What a difference a couple of decades makes.

Schiff is now about to release a double Schubert album (June 2) and guess what type of keyboard he's graduated to? It's a fortepiano from the very time and place Schubert was composing his piano music, a refurbished instrument built by Franz Brodmann in Vienna around 1820. (Schiff actually owns the fortepiano, which he's loaned to the Beethoven House in Bonn, Germany.)
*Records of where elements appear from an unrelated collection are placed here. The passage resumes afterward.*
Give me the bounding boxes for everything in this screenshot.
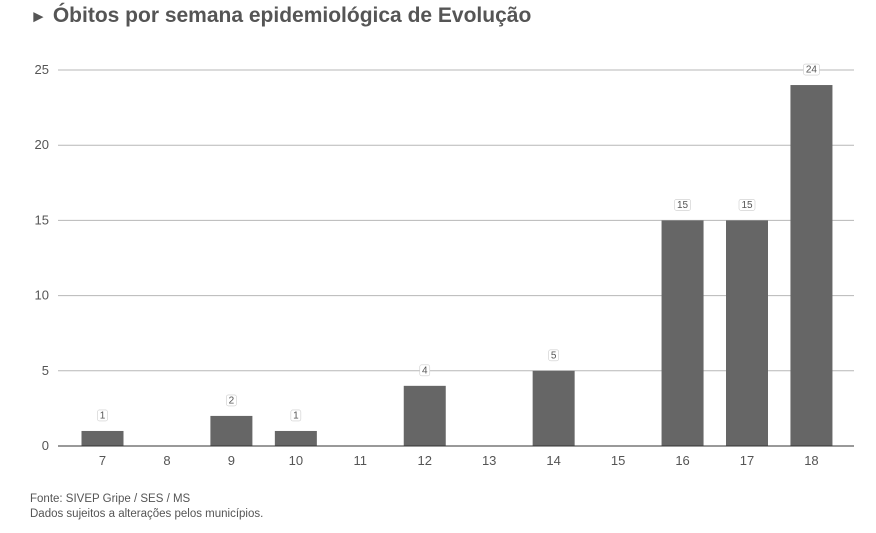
bar-week-9 bbox=[210, 415, 253, 446]
y-tick-label: 25 bbox=[35, 62, 49, 77]
x-tick-label: 18 bbox=[804, 453, 818, 468]
data-label-week-12: 4 bbox=[419, 364, 431, 377]
data-label-text: 24 bbox=[806, 65, 818, 76]
data-label-text: 15 bbox=[741, 200, 753, 211]
data-label-box bbox=[803, 63, 820, 76]
data-label-week-16: 15 bbox=[674, 199, 691, 211]
chart-title-text: Óbitos por semana epidemiológica de Evol… bbox=[52, 4, 532, 27]
data-label-week-18: 24 bbox=[803, 63, 820, 76]
data-label-text: 2 bbox=[229, 395, 235, 406]
x-tick-label: 10 bbox=[289, 453, 303, 468]
data-label-box bbox=[674, 199, 691, 211]
data-label-text: 5 bbox=[551, 350, 557, 361]
bar-week-18 bbox=[790, 85, 833, 446]
data-label-week-7: 1 bbox=[97, 409, 108, 422]
data-label-week-10: 1 bbox=[290, 409, 302, 422]
x-tick-label: 16 bbox=[675, 453, 689, 468]
y-tick-label: 10 bbox=[35, 288, 49, 303]
data-labels: 1 2 1 4 5 15 15 24 bbox=[97, 63, 820, 422]
grid-lines bbox=[58, 69, 854, 372]
bar-week-10 bbox=[274, 430, 317, 446]
disclaimer-note: Dados sujeitos a alterações pelos municí… bbox=[30, 508, 264, 520]
x-tick-label: 17 bbox=[740, 453, 754, 468]
y-axis-tick-labels: 0 5 10 15 20 25 bbox=[35, 62, 49, 453]
x-axis-tick-labels: 7 8 9 10 11 12 13 14 15 16 17 18 bbox=[99, 453, 819, 468]
bar-week-14 bbox=[532, 370, 575, 446]
data-label-text: 4 bbox=[422, 365, 428, 376]
x-tick-label: 14 bbox=[546, 453, 560, 468]
y-tick-label: 20 bbox=[35, 137, 49, 152]
x-tick-label: 12 bbox=[418, 453, 432, 468]
bar-week-16 bbox=[661, 220, 704, 446]
triangle-marker-icon: ► bbox=[30, 7, 47, 26]
data-label-box bbox=[419, 364, 431, 377]
data-label-week-17: 15 bbox=[738, 199, 756, 211]
data-label-text: 1 bbox=[100, 410, 106, 421]
data-label-box bbox=[290, 409, 302, 422]
y-tick-label: 0 bbox=[42, 438, 49, 453]
data-label-text: 15 bbox=[677, 200, 689, 211]
x-tick-label: 13 bbox=[482, 453, 496, 468]
x-tick-label: 9 bbox=[228, 453, 235, 468]
x-tick-label: 15 bbox=[611, 453, 625, 468]
data-label-text: 1 bbox=[293, 410, 299, 421]
footer: Fonte: SIVEP Gripe / SES / MS Dados suje… bbox=[30, 492, 263, 522]
y-tick-label: 15 bbox=[35, 212, 49, 227]
bar-week-17 bbox=[726, 220, 768, 446]
chart-title: ► Óbitos por semana epidemiológica de Evo… bbox=[30, 4, 531, 28]
y-tick-label: 5 bbox=[42, 363, 49, 378]
bar-week-12 bbox=[403, 385, 446, 446]
data-label-week-14: 5 bbox=[548, 349, 559, 362]
data-label-box bbox=[738, 199, 756, 211]
bars bbox=[81, 85, 833, 446]
data-label-box bbox=[97, 409, 108, 422]
data-label-box bbox=[226, 394, 237, 407]
bar-week-7 bbox=[81, 430, 124, 446]
x-tick-label: 7 bbox=[99, 453, 106, 468]
data-label-box bbox=[548, 349, 559, 362]
x-tick-label: 11 bbox=[354, 453, 368, 468]
source-note: Fonte: SIVEP Gripe / SES / MS bbox=[30, 493, 191, 505]
x-tick-label: 8 bbox=[163, 453, 170, 468]
data-label-week-9: 2 bbox=[226, 394, 237, 407]
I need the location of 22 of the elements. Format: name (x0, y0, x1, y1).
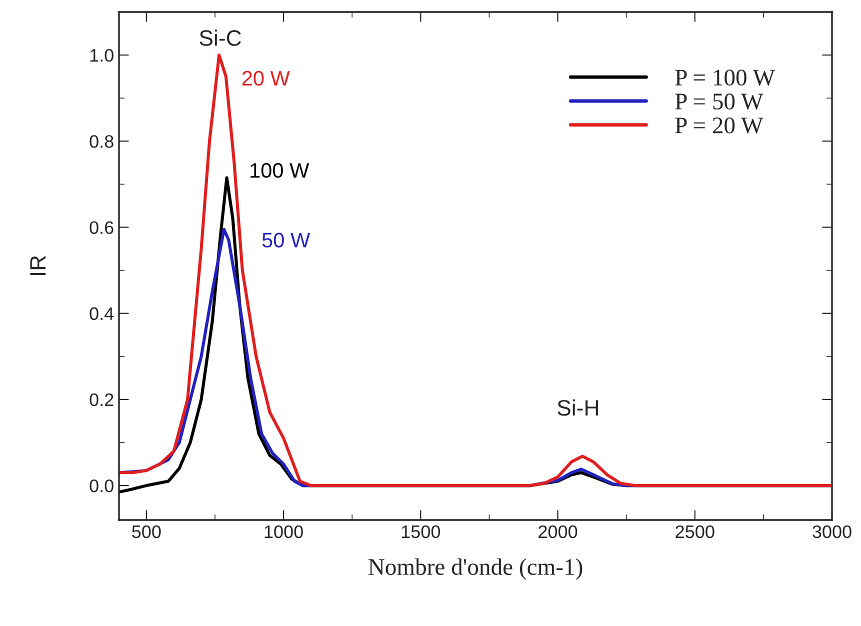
y-tick-label: 0.4 (90, 307, 114, 320)
y-tick-label: 1.0 (90, 48, 114, 62)
x-tick-label: 2500 (676, 525, 714, 538)
annotation: 20 W (242, 70, 290, 86)
y-tick-label: 0.6 (90, 221, 114, 234)
annotation: 50 W (262, 232, 310, 248)
annotation: Si-H (558, 399, 598, 416)
annotation: 100 W (250, 163, 310, 178)
legend-label: P = 50 W (675, 94, 764, 110)
y-tick-label: 0.8 (90, 135, 114, 148)
x-tick-label: 2000 (538, 525, 578, 538)
annotation: Si-C (200, 30, 242, 46)
y-tick-label: 0.0 (90, 479, 114, 492)
x-tick-label: 1000 (264, 525, 303, 538)
legend-label: P = 20 W (675, 117, 764, 134)
y-axis-title: IR (30, 256, 46, 276)
x-tick-label: 500 (132, 525, 161, 538)
legend-label: P = 100 W (675, 70, 776, 86)
x-tick-label: 3000 (812, 525, 852, 538)
x-tick-label: 1500 (402, 525, 440, 538)
y-tick-label: 0.2 (90, 393, 114, 406)
x-axis-title: Nombre d'onde (cm-1) (368, 558, 582, 580)
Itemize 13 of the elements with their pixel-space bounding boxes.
This time, Schiff's liner notes are titled "Confessions of a Convert." With a contrite heart, he writes, "Today it's evident that my initial views were wrong and prejudiced." He goes on to praise the "transparency and natural equilibrium" of the fortepiano, noting that the softest passages are beautifully realized with the instrument's "secret weapon," the moderator, a device that pushes a thin layer of cloth between the strings and the hammers.

You can hear what he's talking about in the Impromptu in A-flat, Op. 142, No. 2. The instrument all but whispers Schubert's beguiling melody, a wistful tune set in a gentle dance rhythm. The central section, by turns rippling and stormy, teems with texture and color, from the buzzing bottom end to muted pastels in the upper register.

When it comes to Schubert, Schiff hasn't totally abandoned the modern piano. (Hear his recent Carnegie Hall concert.) But for this project, one of today's most thoughtful classical artists has had a profound change of heart.